In one brief moment of consideration, she said, “Don’t do to yourself what he did,” without offering any details.
“I’m not like that,” the shadow said for him, its cartoonish cloak fluttering in the afternoon light. He had slipped beneath its cloud into a sluggish world he couldn’t remember and couldn’t forget, full of malicious words and frightful thoughts. The shadow grew larger, filling the phone booth with it suffocating blackness, shutting out the remaining sunlight and swallowing him whole that afternoon. He could hear the beach, with its waves, somewhere beyond him. Black memory wrapped up an infant’s tortured morning, making him sick, dizzy and angry. There in his room, through his crib, he remembered the light of early morning on the flowered wall paper and the stinking shadow of his father and he could hear the words, all the words crammed together in the dark corners and out of reach.

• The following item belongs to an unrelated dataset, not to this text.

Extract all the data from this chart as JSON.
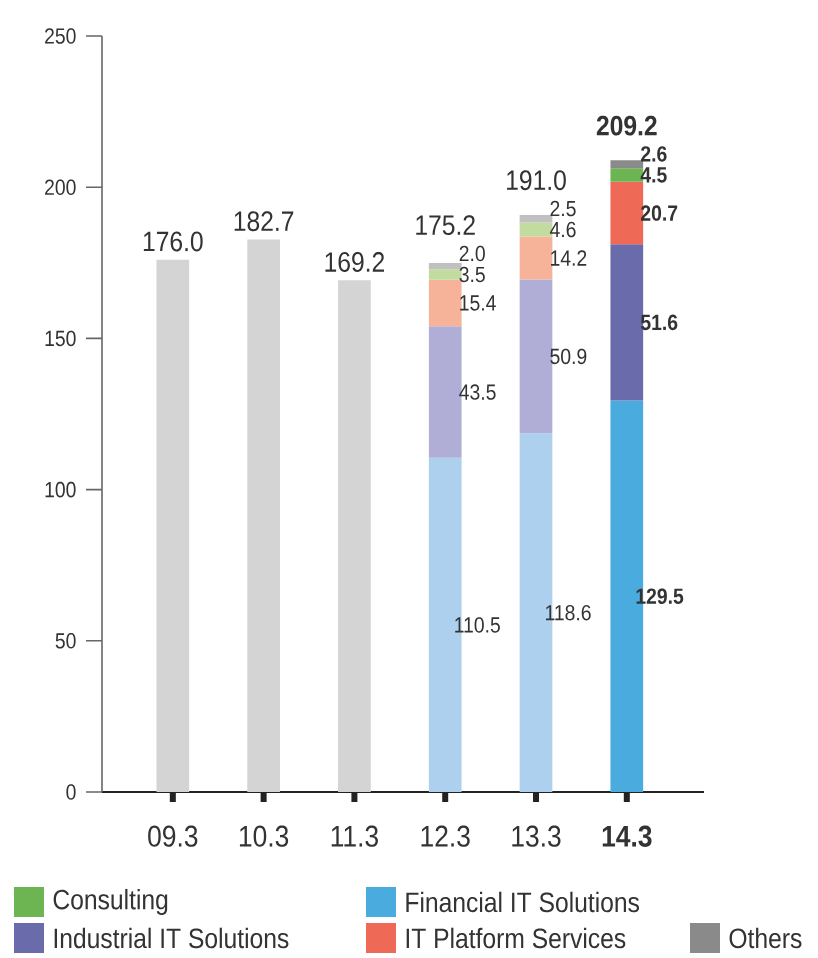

In those unexplainable moments, the son’s young world shattered, fracturing his heart into a thousand pieces that floated forever in the dawn’s thin light. Trapped in that despair and betrayal, within that blackness, a burning red hatred welled up from inside of him, burning through his heart, melting the blackened phone. From the burning hatred came a light, then a clarity, then a cold sense of emotionless and inevitable purpose, like the dark blank stare of the sharks he admired.
He left the phone booth, walking through into the late afternoon shadows, walking back to the beach, the sun’s last rays stretching long over the orange dunes.